Faire son testament, c'est décider à qui laisser ses biens à son décès.
Si prendre la décision d'établir un testament n'a aucune incidence sur la date de son décès, il n'en demeure pas moins que beaucoup de personnes hésitent, tergiversent, et ce malgré l’utilité du testament pour anticiper les conséquences de leur décès.
Le testament peut être fait sous plusieurs formes:
Le testament olographe est le plus simple.
Il s'agit en effet d'un acte sous seing privé écrit en entier à la main, daté et signé par le testateur. La loi ne prévoit aucune autre condition de forme et, même s'il peut être déposé chez un notaire pour être enregistré au fichier des dernières volontés et conservé, ce n'est pas une nécessité.
L’enregistrement du testament permet cependant d'avoir l'assurance qu’au décès du testateur, le notaire choisi pour la succession, quel qu'il soit, pourra connaître l’existence du testament.
Le testament authentique est fait en présence de deux notaires ou d'un notaire et de deux témoins.
Plus solennelle, cette forme de testament comporte divers avantages :
• rédigé par le notaire qui conseille le testateur à cette occasion, il y a beaucoup moins de risque de rédaction imprécise ou de difficultés d'interprétation;
• sa force probante est bien plus forte que celle du testament olographe et, comme tout acte authentique, sa date est certaine;
• le risque de destruction, de disparition ou de détournement est quasi-inexistant ;
La testament authentique est obligatoire quand le testateur veut totalement déshériter son conjoint et quand il entend le priver de son droit au logement.
Si tout un chacun est libre de disposer librement de ses biens, en présence d’héritier(s) réservataire(s), une fraction du patrimoine est réservée aux enfants et, dans certains cas, au conjoint survivant. La réserve héréditaire est destinée à protéger ces héritiers en leur assurant une part de la succession variable suivant le nombre d’enfants du défunt et définie par l’article 913 du Code Civil : « les libéralités, soit par actes entre vifs, soit par testament, ne pourront excéder la moitié des biens du disposant, s’il ne laisse à son décès qu’un enfant ; le tiers, s’il laisse deux enfants ; le quart, s’il en laisse trois ou un plus grand nombre ».

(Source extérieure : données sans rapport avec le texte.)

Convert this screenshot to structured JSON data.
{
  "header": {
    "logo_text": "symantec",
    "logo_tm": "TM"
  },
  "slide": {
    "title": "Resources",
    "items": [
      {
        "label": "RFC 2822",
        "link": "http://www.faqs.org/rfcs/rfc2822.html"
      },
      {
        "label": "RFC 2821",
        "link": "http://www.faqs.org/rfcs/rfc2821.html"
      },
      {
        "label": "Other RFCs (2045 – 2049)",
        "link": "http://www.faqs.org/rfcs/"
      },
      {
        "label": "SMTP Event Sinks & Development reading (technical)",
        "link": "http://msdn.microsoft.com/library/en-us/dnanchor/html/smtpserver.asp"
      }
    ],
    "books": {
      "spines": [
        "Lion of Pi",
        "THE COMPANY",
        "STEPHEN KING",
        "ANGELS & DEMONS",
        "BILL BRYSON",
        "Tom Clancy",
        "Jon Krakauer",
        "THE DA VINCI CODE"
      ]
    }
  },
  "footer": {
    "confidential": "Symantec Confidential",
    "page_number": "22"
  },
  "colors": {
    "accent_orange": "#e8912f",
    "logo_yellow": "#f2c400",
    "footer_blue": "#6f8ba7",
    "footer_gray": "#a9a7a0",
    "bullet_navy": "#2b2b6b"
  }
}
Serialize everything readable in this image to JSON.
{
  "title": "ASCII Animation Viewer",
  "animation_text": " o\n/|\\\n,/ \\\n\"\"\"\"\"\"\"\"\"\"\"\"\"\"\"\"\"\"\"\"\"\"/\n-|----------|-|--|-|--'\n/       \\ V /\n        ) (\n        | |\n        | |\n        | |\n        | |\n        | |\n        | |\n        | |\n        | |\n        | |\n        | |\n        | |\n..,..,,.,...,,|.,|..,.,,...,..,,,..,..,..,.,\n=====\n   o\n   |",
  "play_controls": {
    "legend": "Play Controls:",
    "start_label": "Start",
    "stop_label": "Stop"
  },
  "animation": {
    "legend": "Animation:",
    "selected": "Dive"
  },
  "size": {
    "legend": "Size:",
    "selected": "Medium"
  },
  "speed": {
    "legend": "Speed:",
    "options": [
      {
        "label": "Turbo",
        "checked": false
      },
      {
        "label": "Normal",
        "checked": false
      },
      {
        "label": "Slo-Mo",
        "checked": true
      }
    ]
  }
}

En l'absence de descendant, le conjoint survivant non divorcé est héritier réservataire pour un quart de la succession.
En cas de legs portant atteinte à la réserve, le testament n'est pas nul mais il faudra procéder à la réduction du legs excessif.
Il convient de noter que cette réduction se fait en valeur: ainsi, par exemple, un défunt ayant un enfant et dont la succession se compose uniquement d'une maison, pourra léguer la totalité de la maison à son frère lequel devra alors verser à l'enfant la moitié de la valeur de la maison. au titre de la réduction du legs excédentaire.
En l'absence de testament, les héritiers sont désignés par la Loi: on parle alors de succession "ab intestat".
En rédigeant son testament, le testateur va pouvoir modifier la dévolution de sa succession de diverses façons: l’ordre des héritiers, leur identité ou les proportions qui leur seront dévolues.
Il peut également choisir de léguer tout ou partie de ses biens à une tierce personne totalement étrangère à sa famille ou à une association.
En général, les legs aux associations sont totalement exonérés de droits de succession.
Le testament permet également de prendre des dispositions qui ne concernent pas la transmission de ses biens.
La reconnaissance d’un enfant peut être faite par testament mais celui-ci doit être un testament authentique.
De même, des parents peuvent désigner par testament le tuteur de leurs enfants pour le cas où ces derniers seraient encore mineurs au jour de leur décès.